At the national level, 80.1 percent of these people are located; but for every 100 that were reported, one was found dead. “In total, 640 girls, boys, and adolescents reported as missing or not located, have been found dead until April 16, 2021.”

The worst scenario is in the State of Mexico, because of the total of the country, one in four goes missing there, which means 23.2 percent; while one in 10 occurs in Tamaulipas, and 6.8 percent in Jalisco.

With these data for each federative entity, Quintana Roo locates 58 cases of girls, boys, and adolescents, reported missing, not located, or, located until April 16 of this year, which are 0.4 percent of the total of the country; Yucatán, with 156 reports, has 1.1 percent and Campeche, with 18, 0.1 percent.
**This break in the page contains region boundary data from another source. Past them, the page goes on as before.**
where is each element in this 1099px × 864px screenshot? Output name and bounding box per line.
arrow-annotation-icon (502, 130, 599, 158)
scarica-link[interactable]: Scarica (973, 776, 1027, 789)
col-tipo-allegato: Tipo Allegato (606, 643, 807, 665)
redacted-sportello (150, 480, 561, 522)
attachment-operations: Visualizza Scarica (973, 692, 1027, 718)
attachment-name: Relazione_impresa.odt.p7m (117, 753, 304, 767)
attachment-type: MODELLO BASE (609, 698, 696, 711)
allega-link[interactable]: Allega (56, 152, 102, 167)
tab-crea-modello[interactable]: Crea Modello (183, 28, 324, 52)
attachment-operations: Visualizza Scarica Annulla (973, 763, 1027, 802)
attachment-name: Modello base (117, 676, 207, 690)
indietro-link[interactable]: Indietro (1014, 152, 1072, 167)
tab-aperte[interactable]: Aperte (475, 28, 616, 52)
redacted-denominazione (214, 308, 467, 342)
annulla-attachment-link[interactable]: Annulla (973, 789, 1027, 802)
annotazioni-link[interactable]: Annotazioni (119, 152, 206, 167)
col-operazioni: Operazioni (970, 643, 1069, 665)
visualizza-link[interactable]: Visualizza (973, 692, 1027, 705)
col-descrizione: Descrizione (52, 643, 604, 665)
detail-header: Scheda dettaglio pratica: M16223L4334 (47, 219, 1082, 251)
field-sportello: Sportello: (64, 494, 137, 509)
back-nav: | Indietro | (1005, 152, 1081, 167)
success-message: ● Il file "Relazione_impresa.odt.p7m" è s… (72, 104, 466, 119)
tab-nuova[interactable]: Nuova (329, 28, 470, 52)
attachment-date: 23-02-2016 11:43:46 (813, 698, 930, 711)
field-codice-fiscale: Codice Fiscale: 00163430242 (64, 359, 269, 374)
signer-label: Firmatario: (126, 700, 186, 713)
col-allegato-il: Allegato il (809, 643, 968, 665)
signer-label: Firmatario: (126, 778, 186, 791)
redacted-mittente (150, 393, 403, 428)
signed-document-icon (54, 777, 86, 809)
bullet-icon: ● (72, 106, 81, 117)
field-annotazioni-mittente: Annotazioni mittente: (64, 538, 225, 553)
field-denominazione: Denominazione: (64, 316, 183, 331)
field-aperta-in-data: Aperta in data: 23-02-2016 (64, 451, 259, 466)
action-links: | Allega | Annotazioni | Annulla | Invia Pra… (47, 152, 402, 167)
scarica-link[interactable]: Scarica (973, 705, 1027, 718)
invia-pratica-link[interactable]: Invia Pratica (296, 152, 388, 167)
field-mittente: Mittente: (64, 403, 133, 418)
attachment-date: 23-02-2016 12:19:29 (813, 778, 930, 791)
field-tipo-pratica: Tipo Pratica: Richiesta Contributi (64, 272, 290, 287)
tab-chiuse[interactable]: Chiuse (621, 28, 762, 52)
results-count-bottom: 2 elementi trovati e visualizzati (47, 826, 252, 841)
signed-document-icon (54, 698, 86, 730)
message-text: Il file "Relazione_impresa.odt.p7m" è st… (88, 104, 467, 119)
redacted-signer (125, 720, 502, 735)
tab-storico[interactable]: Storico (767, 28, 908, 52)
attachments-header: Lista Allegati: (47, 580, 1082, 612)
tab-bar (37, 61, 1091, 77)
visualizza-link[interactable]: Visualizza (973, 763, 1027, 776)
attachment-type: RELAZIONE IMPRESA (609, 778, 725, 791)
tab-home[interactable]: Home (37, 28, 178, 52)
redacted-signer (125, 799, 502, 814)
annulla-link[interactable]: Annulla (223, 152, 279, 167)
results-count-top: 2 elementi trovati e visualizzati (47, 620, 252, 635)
As for people located in Quintana Roo, there are 978, 1.7 percent; in Yucatan three thousand 447, 5.8 percent; and 479 in Campeche, which is 0.8 percent. 

Regarding minors who were found dead, in Quintana Roo they accounted for two, 0.3 percent of the national total; in Yucatan, there are four, 0.6 percent; while in Campeche, there are no records at all.

In the case of Quintana Roo, last January, the head of the People Search Commission, Luz Margarita González López, affirmed that derived from a context analysis, there was a slight increase of 10 percent in the number of young people who are reported as missing, whose reasons are related to the pandemic and particularly to the confinement.